The price per share being close for the ADRs is just a coincidence. Buy Tencent if you just want clear and unfiltered exposure to Tencent, buy Naspers if you want a little extra on the side and a discount on Tencent, with the additional risk of it being an indirect holding that puts a second management team (and country) into play.
Hi Travis – tell us some of your history – personal and professional? I often wonder what sort of person you are given your insightful analysis and sketchy references to family, interests and financial connections.
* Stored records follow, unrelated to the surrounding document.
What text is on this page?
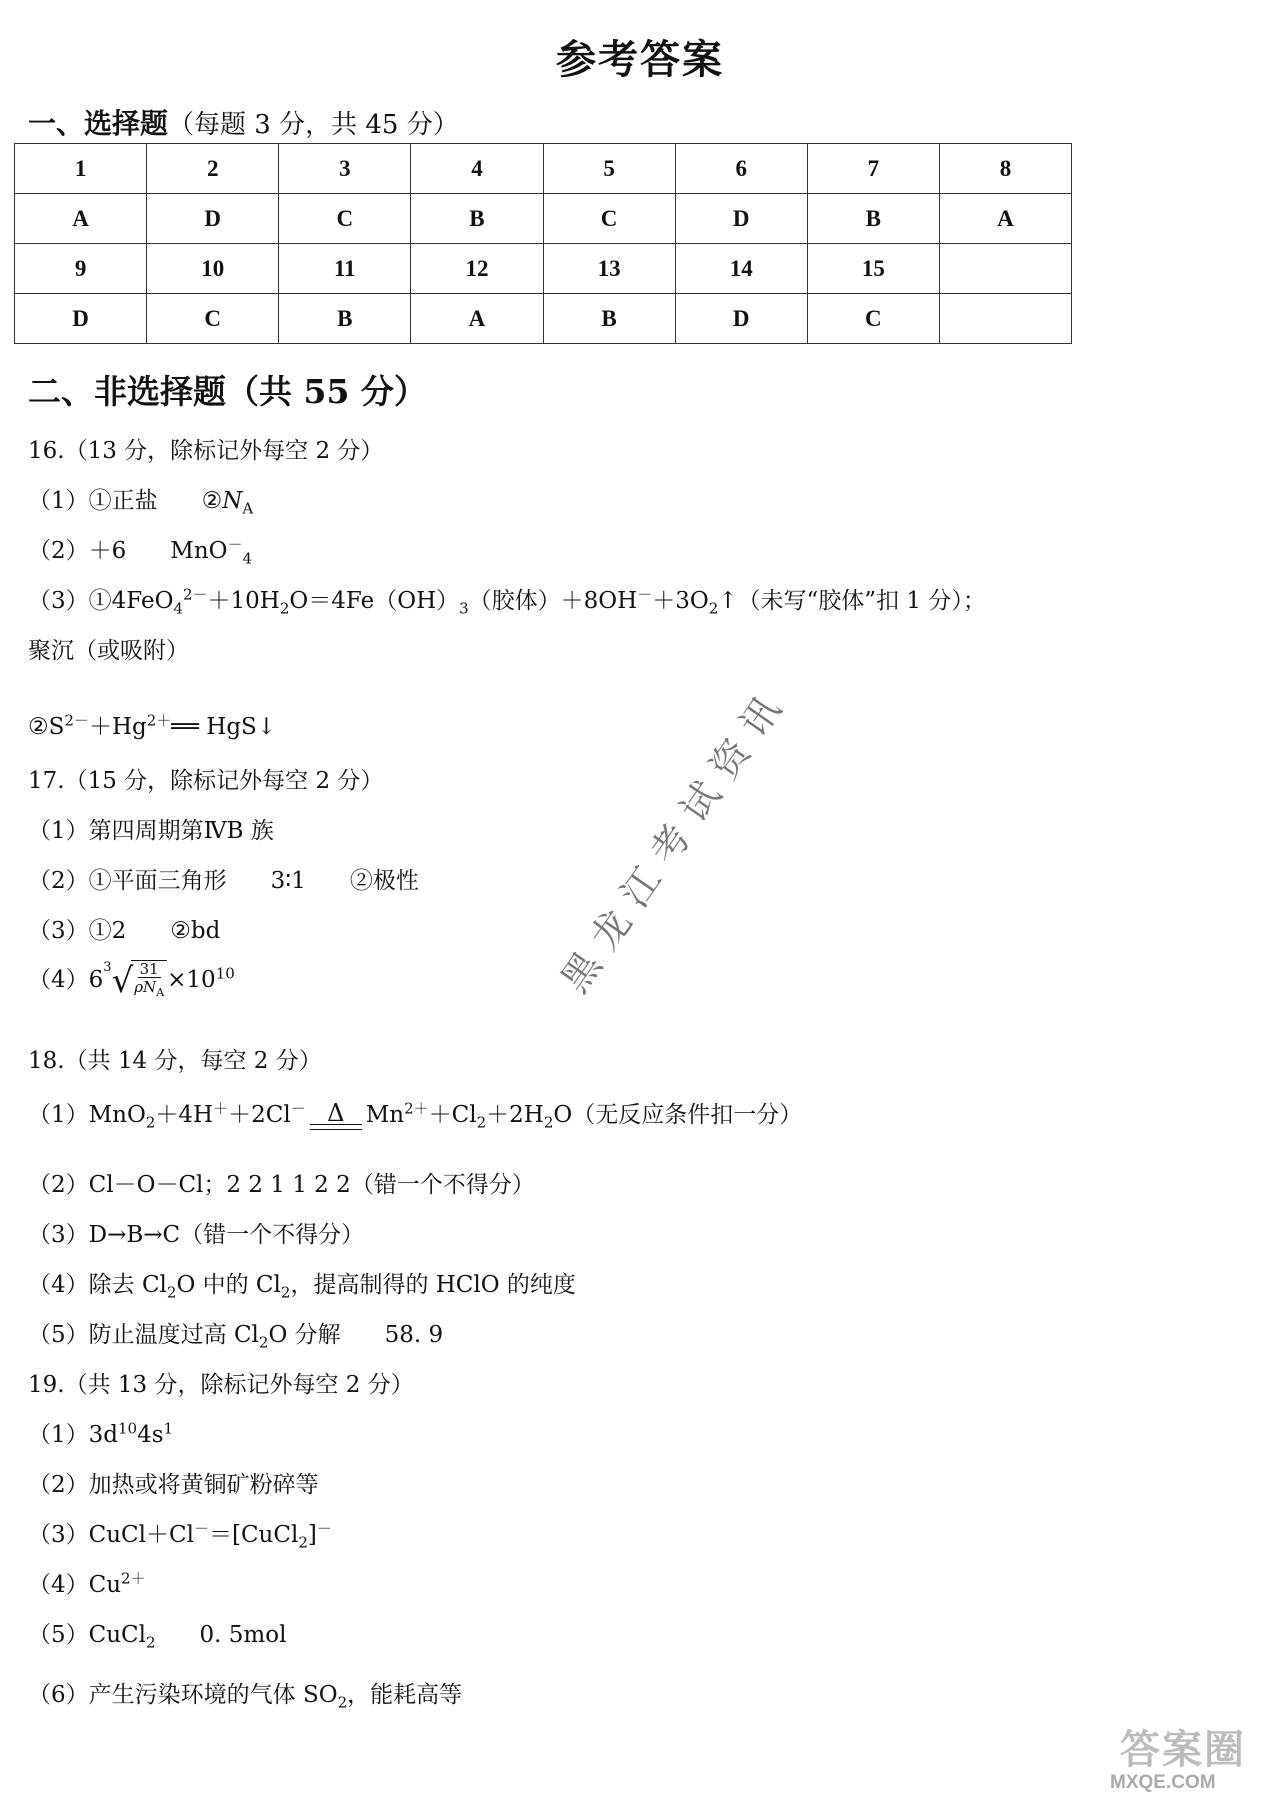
参考答案
一、选择题（每题 3 分，共 45 分）
1	2	3	4	5	6	7	8
A	D	C	B	C	D	B	A
9	10	11	12	13	14	15	
D	C	B	A	B	D	C	
二、非选择题（共 55 分）
16.（13 分，除标记外每空 2 分）
（1）①正盐 $②N_A$
（2）＋6 MnO－$_4$
$(3)①4FeO_4^{2-}+10H_2O=4Fe(OH)_3$（胶体）$+8OH^-+3O_2↑$（未写“胶体”扣 1 分）；
聚沉（或吸附）
$②S^{2-}+Hg^{2+}══$ HgS↓
17.（15 分，除标记外每空 2 分）
（1）第四周期第ⅣB 族
（2）①平面三角形 3∶1 ②极性
（3）①2 ②bd
（4）6 3 √
$\frac{31}{\rho N_A} \times 10^{10}$
18.（共 14 分，每空 2 分）
（1）MnO$_2$＋4H＋＋2Cl－ Δ $Mn^{2+}+Cl_2+2H_2O$（无反应条件扣一分）
（2）Cl－O－Cl；2 2 1 1 2 2（错一个不得分）
（3）D→B→C（错一个不得分）
（4）除去 $Cl_2O$ 中的 $Cl_2$，提高制得的 HClO 的纯度
（5）防止温度过高 $Cl_2O$ 分解 58. 9
19.（共 13 分，除标记外每空 2 分）
$(1)3d^{10}4s^1$
（2）加热或将黄铜矿粉碎等
（3）CuCl＋Cl－＝[CuCl$_2$]－
$(4)Cu^{2+}$
（5）CuCl$_2$ 0. 5mol
（6）产生污染环境的气体 $SO_2$，能耗高等
黑龙江考试资讯
答案圈
MXQE.COM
I have a BA in government from Cornell, and a Masters in Information Science from the University of Maryland. I have been, among other professions, a world champion ice cream scooper, a fundraising copywriter, and a tenure-track academic, and gave it all up to write about money and solve puzzles. I’ve been married to a wonderful woman for 2o years (in July), and we have three kids and three dogs, and live in the bucolic Pioneer Valley in Western Massachusetts.
I’ve never managed money for anyone else, and started learning about investing 25 years ago thanks to a small family gift that got me to thinking and reading (and making dumb mistakes). As I learned more, I started writing and blogging about my investment ideas and the good and bad choices I had made, and then about 12 years ago I started to get very curious about those marketing pitches — which used the same selling techniques I had learned as a fundraising copywriter — and wanted to take them apart and see what was inside. I started doing that for other people, and it hit a nerve, and the ads kept coming, and before you know it a decade has passed and thousands of teasers have been laid bare.
As an investor, I have read widely and attended a lot of investment conferences to keep learning, and I’m delighted to wake up every day and think about a new way to understand businesses and investing. And, of course, I still love solving teaser puzzles and writing about them for you — that is the purest type of research, I think, if you can wade through the promise of extraordinary returns and still thing rationally about that little nugget of truth you found hiding inside the hype, well, then you’re on your way to thinking dispassionately about anything… and that’s one of the real keys to investing success.